Remove document types

To remove a document type, select the document type and use the actions menu to delete it.

note

You must have at least two document types defined to publish a classification template.

Configure fallback behavior

You can configure the fallback output value, which is the value returned when a document cannot be classified as any of the defined types. By default, this value is unclassified-document.

You can customize this value to align with your process routing logic.

Step 2: Test classification

On the Test template tab, upload sample documents and evaluate the classification results using different LLM models.

Test classification template

Upload test documents

Upload sample documents that represent the types of documents you expect to classify.

  1. Click Upload documents to browse for and upload your sample documents. Batch upload is supported.
  2. For each upload batch, assign an expected document type to enable validation of classification results. The available document types are those you defined in Step 1.

Run classification tests

Select an extraction engine and LLM model, then run classification tests against your uploaded documents.

  1. Extraction engine: Select the text extraction engine to use for text extraction before classification.
  2. Extraction model: Select the LLM model to use for classification.
  3. Click Classify documents to run the classification.

Review classification results

After running a classification test, the results are displayed for each document:

Classification results
  • Classified document type: The document type assigned by the LLM.
  • Reasoning: The LLM's explanation for why it chose this document type.
  • Tokens used: The number of tokens consumed during classification.
  • Latency: The time taken for classification.

Validation indicators show whether the classification matches the expected type.

A summary of the classification results is shown, allowing you to quickly compare the success rate across different models.

note

Test different combinations of extraction engines and LLM models to find the combination that best suits your document types, budget, and accuracy requirements.

Step 3: Publish classification template

Publish the classification template to make it available for integration into your processes.
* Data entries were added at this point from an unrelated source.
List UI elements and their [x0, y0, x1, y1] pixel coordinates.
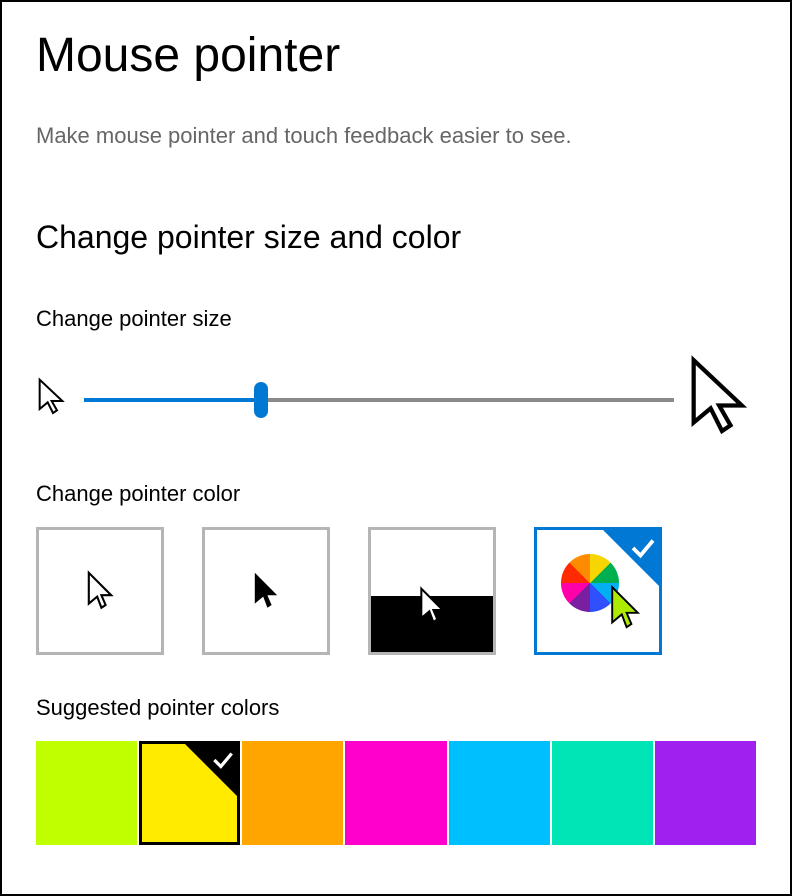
suggested-colors-label: Suggested pointer colors: [36, 695, 756, 721]
pointer-size-slider[interactable]: [84, 380, 674, 420]
slider-thumb[interactable]: [254, 382, 268, 418]
selected-check-icon: [182, 741, 240, 799]
pointer-style-inverted[interactable]: [368, 527, 496, 655]
color-swatch[interactable]: [36, 741, 137, 845]
color-swatch[interactable]: [449, 741, 550, 845]
section-heading: Change pointer size and color: [36, 219, 756, 256]
color-swatch[interactable]: [552, 741, 653, 845]
color-swatch[interactable]: [345, 741, 446, 845]
slider-fill: [84, 398, 261, 402]
pointer-style-black[interactable]: [202, 527, 330, 655]
cursor-icon: [415, 586, 449, 626]
cursor-icon: [605, 584, 645, 632]
pointer-size-label: Change pointer size: [36, 306, 756, 332]
cursor-icon: [82, 570, 118, 612]
color-swatch[interactable]: [655, 741, 756, 845]
inverted-background: [371, 596, 493, 652]
cursor-icon: [248, 570, 284, 612]
color-swatch[interactable]: [242, 741, 343, 845]
color-swatch[interactable]: [139, 741, 240, 845]
pointer-style-white[interactable]: [36, 527, 164, 655]
selected-check-icon: [600, 527, 662, 589]
page-subtitle: Make mouse pointer and touch feedback ea…: [36, 123, 756, 149]
large-cursor-icon: [688, 352, 756, 447]
pointer-color-label: Change pointer color: [36, 481, 756, 507]
pointer-style-custom[interactable]: [534, 527, 662, 655]
page-title: Mouse pointer: [36, 28, 756, 83]
small-cursor-icon: [36, 377, 70, 422]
Publish classification template
  1. Click Publish and select either:

    • Publish to project: Only users in the Web Modeler project can access the classification template.
    • Publish to organization: The classification template is made available as a shared resource within your organization. This option is only available for organization owners or users with the Admin role.
  2. On the Publish Classification Template dialog, configure the publish settings:

    • Extraction engine: Select the text extraction engine to use for the published classification template.
    • Extraction model: Select the LLM model to use for the published classification template.
    • Version name: Enter a version name for the published classification template.
    • Version description: Enter a description for this version.
  3. Click Publish to make the classification template available for integration into your processes.

note

You must have at least two document types defined before you can publish a classification template.

Manage versions

Click Versions to view and manage your published classification template versions.

Compare versions

You can compare the change history between two template versions as JSON code in the diff layout.

  1. Ensure that the sidebar Show changes toggle is turned on.
  2. Select the version that you want to compare. The previous version is automatically selected for comparison.

Restore a version

  1. In the sidebar Versions list, hover over the version you want to restore.
  2. Select the three vertical dots to open the actions menu.
  3. Select Restore as latest.

Update a version

  1. In the sidebar Versions list, hover over the version you want to update.
  2. Select the three vertical dots to open the actions menu.
  3. Select Edit and enter a new name and/or description for the version.

Delete a version

  1. In the sidebar Versions list, hover over the version you want to delete.
  2. Select the three vertical dots to open the actions menu.
  3. Select Delete.
  4. You are prompted to confirm the deletion.
caution

Deleting a classification template version is permanent.